"Let books be your dining table, / And you shall be full of delights. / Let them be your
mattress,/
And you shall sleep restful nights" (St. Ephraim the Syrian).


Friday, May 4, 2012

The First Crusade and the Quest for Apocalypse

As I have noted several times before, interest in the Crusades remains high; so does gross misunderstanding or tendentious misrepresentation of them. A new book from Jay Rubenstein, who teaches medieval history at the University of Tennessee, has just been released, this time focusing in a particular way on the first Crusade: Armies of Heaven: The First Crusade and the Quest for Apocalypse (New York: Basic Books, 2011), 424pp.
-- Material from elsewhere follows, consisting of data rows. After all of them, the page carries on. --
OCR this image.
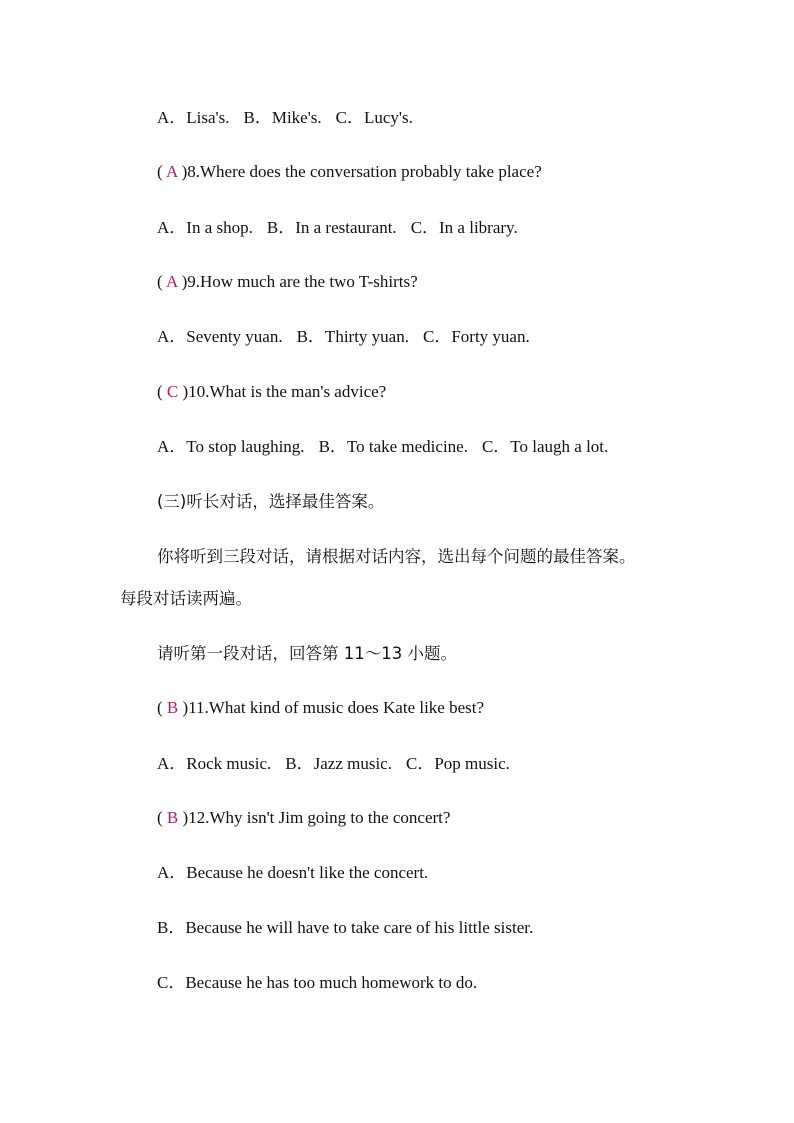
A．Lisa's. B．Mike's. C．Lucy's.
( A )8.Where does the conversation probably take place?
A．In a shop. B．In a restaurant. C．In a library.
( A )9.How much are the two T-shirts?
A．Seventy yuan. B．Thirty yuan. C．Forty yuan.
( C )10.What is the man's advice?
A．To stop laughing. B．To take medicine. C．To laugh a lot.
(三)听长对话，选择最佳答案。
你将听到三段对话，请根据对话内容，选出每个问题的最佳答案。
每段对话读两遍。
请听第一段对话，回答第 11～13 小题。
( B )11.What kind of music does Kate like best?
A．Rock music. B．Jazz music. C．Pop music.
( B )12.Why isn't Jim going to the concert?
A．Because he doesn't like the concert.
B．Because he will have to take care of his little sister.
C．Because he has too much homework to do.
About this book, the publisher provides this titillating blurb:
At Moson, the river Danube ran red with blood. At Antioch, the Crusaders— their saddles freshly decorated with sawed-off heads—indiscriminately clogged the streets with the bodies of eastern Christians and Turks. At Ma’arra, they cooked children on spits and ate them. By the time the Crusaders reached Jerusalem, their quest—and their violence— had become distinctly otherworldly: blood literally ran shin-deep through the streets as the Crusaders overran the sacred city.
Beginning in 1095 and culminating four bloody years later, the First Crusade represented a new kind of warfare: holy, unrestrained, and apocalyptic. In Armies of Heaven, medieval historian Jay Rubenstein tells the story of this cataclysmic event through the eyes of those who witnessed it, emphasizing the fundamental role that apocalyptic thought played in motivating the Crusaders. A thrilling work of military and religious history, Armies of Heaven will revolutionize our understanding of the Crusades.
We are having this expertly reviewed in Logos: A Journal of Eastern Christian Studies in 2012.